Oregon State Police has shifted four troopers from Jackson County's field office to provide more protection in Josephine County after the Sheriff's Office there drastically scaled back its patrols following deep budget cuts.

OSP Lt. Kelly Collins, a 27-year veteran with the force, said he temporarily assigned the four troopers to Josephine County for safety reasons.

"They are answering only life-threatening calls for service that the Sheriff's Department can't respond to, so we always make sure more than one trooper responds to those calls," Collins said.

The Grants Pass office has eight troopers permanently assigned to it, which means troopers from Central Point often must respond there for back-up purposes, Collins said.

"We were heading there regularly to provide backup, so I thought it would be best if we just assigned four troopers there," Collins said.

The Central Point headquarters has seen lean manpower in recent years. The office is allotted 24 troopers, but has not had that many stationed there for years.

The office has 16 troopers on duty, including the four in Josephine County, with two more on the way from the police academy and one transferring in from another district.

With the reassigned troopers in Josephine County, the Central Point office will be down to 15 troopers in Jackson County.

Collins said the call load in Josephine County is not overwhelming, but the types of calls the troopers encounter there are of the more dangerous variety.

"They are troopers so they can handle anything, but the types of calls are ones that involve fights and weapons," Collins said. "You always want more than one trooper to respond in those situations."

The Josephine County Sheriff's Department made headlines last year when it cut its patrols and jail staffing to the bone following the defeat of a public safety levy. The department no longer patrols the roads day and night, and the jail has been drastically reduced to 60 beds, half of which are reserved for federal prisoners.
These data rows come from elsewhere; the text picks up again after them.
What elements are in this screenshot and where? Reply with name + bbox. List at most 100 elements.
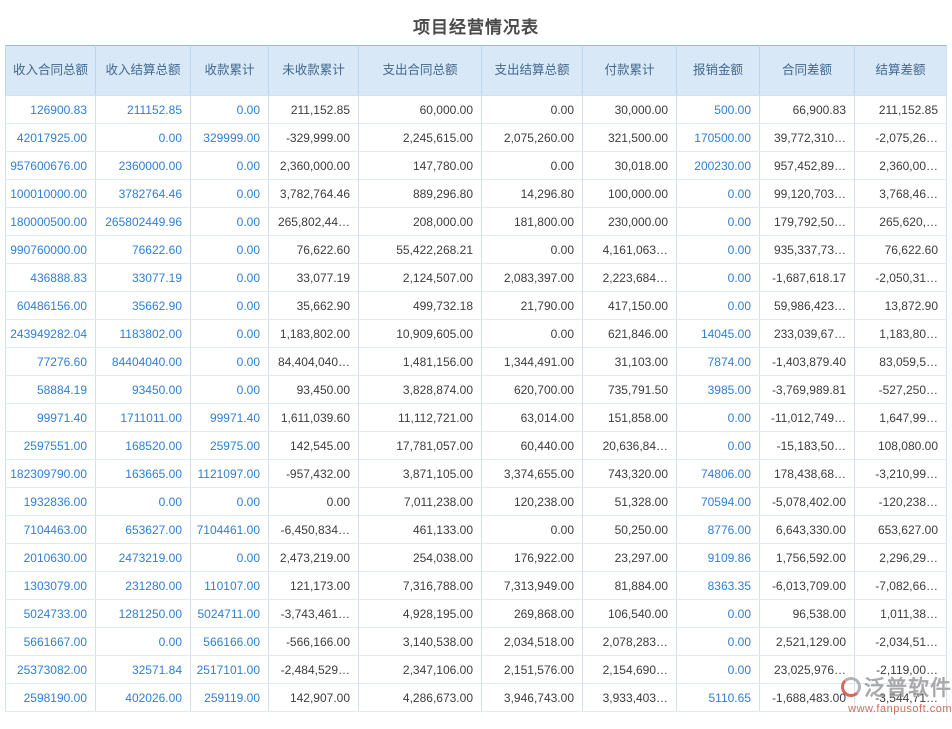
table-cell-link[interactable]: 259119.00 [190,683,269,712]
table-cell-link[interactable]: 957600676.00 [5,151,96,180]
table-cell-link[interactable]: 168520.00 [95,431,191,460]
table-cell-link[interactable]: 42017925.00 [5,123,96,152]
table-cell-link[interactable]: 0.00 [676,403,760,432]
table-cell-link[interactable]: 163665.00 [95,459,191,488]
table-cell-link[interactable]: 211152.85 [95,95,191,124]
table-cell-link[interactable]: 0.00 [190,207,269,236]
page-title: 项目经营情况表 [413,18,539,37]
table-cell-link[interactable]: 14045.00 [676,319,760,348]
table-cell-link[interactable]: 0.00 [190,291,269,320]
table-cell-link[interactable]: 0.00 [676,431,760,460]
table-cell-link[interactable]: 170500.00 [676,123,760,152]
table-cell-link[interactable]: 2360000.00 [95,151,191,180]
table-cell-link[interactable]: 0.00 [676,263,760,292]
table-cell-link[interactable]: 35662.90 [95,291,191,320]
table-cell-link[interactable]: 5110.65 [676,683,760,712]
table-cell: 0.00 [481,515,583,544]
table-cell-link[interactable]: 2598190.00 [5,683,96,712]
table-cell: -1,403,879.40 [759,347,855,376]
table-cell-link[interactable]: 0.00 [676,627,760,656]
table-cell-link[interactable]: 70594.00 [676,487,760,516]
table-cell-link[interactable]: 0.00 [676,599,760,628]
table-cell-link[interactable]: 110107.00 [190,571,269,600]
table-cell-link[interactable]: 1121097.00 [190,459,269,488]
table-cell-link[interactable]: 0.00 [676,291,760,320]
table-cell-link[interactable]: 60486156.00 [5,291,96,320]
table-cell-link[interactable]: 231280.00 [95,571,191,600]
table-cell-link[interactable]: 0.00 [190,95,269,124]
table-cell-link[interactable]: 93450.00 [95,375,191,404]
table-cell-link[interactable]: 76622.60 [95,235,191,264]
table-cell-link[interactable]: 58884.19 [5,375,96,404]
table-cell-link[interactable]: 32571.84 [95,655,191,684]
table-cell: 23,025,976… [759,655,855,684]
table-cell-link[interactable]: 5024733.00 [5,599,96,628]
table-cell-link[interactable]: 0.00 [676,655,760,684]
table-cell-link[interactable]: 402026.00 [95,683,191,712]
table-row: 5024733.00 1281250.00 5024711.00 -3,743,461… [5,599,947,628]
table-cell: 35,662.90 [268,291,359,320]
table-cell-link[interactable]: 99971.40 [190,403,269,432]
table-cell-link[interactable]: 7874.00 [676,347,760,376]
table-cell-link[interactable]: 0.00 [190,543,269,572]
table-cell-link[interactable]: 25373082.00 [5,655,96,684]
table-cell-link[interactable]: 5661667.00 [5,627,96,656]
table-cell-link[interactable]: 0.00 [95,123,191,152]
header-cell: 付款累计 [582,45,677,96]
table-cell-link[interactable]: 7104461.00 [190,515,269,544]
table-cell: 2,245,615.00 [358,123,482,152]
table-cell-link[interactable]: 7104463.00 [5,515,96,544]
table-cell-link[interactable]: 265802449.96 [95,207,191,236]
table-cell-link[interactable]: 2010630.00 [5,543,96,572]
table-cell: 211,152.85 [268,95,359,124]
table-cell-link[interactable]: 200230.00 [676,151,760,180]
table-cell-link[interactable]: 243949282.04 [5,319,96,348]
table-cell-link[interactable]: 0.00 [95,487,191,516]
table-cell-link[interactable]: 2597551.00 [5,431,96,460]
table-cell: 93,450.00 [268,375,359,404]
table-cell-link[interactable]: 0.00 [190,263,269,292]
table-cell-link[interactable]: 3782764.46 [95,179,191,208]
table-cell: 3,946,743.00 [481,683,583,712]
table-cell-link[interactable]: 2473219.00 [95,543,191,572]
table-cell-link[interactable]: 8363.35 [676,571,760,600]
table-cell-link[interactable]: 100010000.00 [5,179,96,208]
table-cell: 21,790.00 [481,291,583,320]
table-cell-link[interactable]: 436888.83 [5,263,96,292]
table-cell-link[interactable]: 653627.00 [95,515,191,544]
table-cell-link[interactable]: 1183802.00 [95,319,191,348]
table-cell-link[interactable]: 3985.00 [676,375,760,404]
table-cell-link[interactable]: 0.00 [95,627,191,656]
table-cell-link[interactable]: 0.00 [676,207,760,236]
table-cell-link[interactable]: 25975.00 [190,431,269,460]
table-cell-link[interactable]: 1303079.00 [5,571,96,600]
table-cell-link[interactable]: 0.00 [190,487,269,516]
table-cell-link[interactable]: 182309790.00 [5,459,96,488]
table-cell-link[interactable]: 0.00 [190,235,269,264]
table-cell-link[interactable]: 5024711.00 [190,599,269,628]
table-cell-link[interactable]: 33077.19 [95,263,191,292]
table-cell-link[interactable]: 1711011.00 [95,403,191,432]
table-cell-link[interactable]: 8776.00 [676,515,760,544]
table-cell-link[interactable]: 0.00 [190,151,269,180]
table-cell-link[interactable]: 0.00 [676,235,760,264]
table-cell-link[interactable]: 329999.00 [190,123,269,152]
table-cell-link[interactable]: 9109.86 [676,543,760,572]
table-cell-link[interactable]: 0.00 [190,375,269,404]
table-cell-link[interactable]: 77276.60 [5,347,96,376]
table-cell-link[interactable]: 0.00 [190,347,269,376]
table-cell-link[interactable]: 126900.83 [5,95,96,124]
table-cell-link[interactable]: 566166.00 [190,627,269,656]
table-cell-link[interactable]: 180000500.00 [5,207,96,236]
table-cell-link[interactable]: 99971.40 [5,403,96,432]
table-cell-link[interactable]: 1932836.00 [5,487,96,516]
table-cell-link[interactable]: 0.00 [190,319,269,348]
table-cell-link[interactable]: 74806.00 [676,459,760,488]
table-cell-link[interactable]: 0.00 [676,179,760,208]
table-cell-link[interactable]: 500.00 [676,95,760,124]
table-cell-link[interactable]: 1281250.00 [95,599,191,628]
table-cell-link[interactable]: 0.00 [190,179,269,208]
table-cell-link[interactable]: 990760000.00 [5,235,96,264]
table-cell-link[interactable]: 84404040.00 [95,347,191,376]
table-cell-link[interactable]: 2517101.00 [190,655,269,684]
Josephine County commissioners have authorized a vote on a three-year property tax with a rate of $1.48 per $1,000 of assessed property value to fund the criminal justice system. The proposal is expected to appear on the May 21 ballot. (Tax rate information corrected from earlier version.)

Rep. Wally Hicks, R-Grants Pass, hopes Josephine County can figure out a way to fund the Sheriff's Department.

"I am highly concerned about the situation as a whole," Hicks said.

Hicks doesn't want OSP to shift its resources from one place to another, already stretching a department with low staffing levels to the breaking point.

"When you redirect those patrols from Central Point, you leave a whole swath of Interstate 5 near the border without 24-hour patrols," Hicks said.

Jackson County Commissioner Don Skundrick said it would better serve all of Southern Oregon if Josephine County could resolve its budget mess.

"OSP are good team players, but when you take a trooper out of Jackson County, it's one less law enforcement officer we have," Skundrick said.

Medford police Chief Tim George echoed Skundrick's sentiments, saying that OSP is stretched to the limit, and has been for many years.

"This state needs to figure out a way to get dedicated funding for OSP," George said. "In cases like Josephine County, they are the safety valve. But they can only stretch so far."

Collins said the troopers are putting in a lot of overtime working the Josephine County calls.

"I intend this to be a temporary assignment," Collins said. "As soon as the Sheriff's Department can take over again, I'm going to bring the troopers back to Jackson County."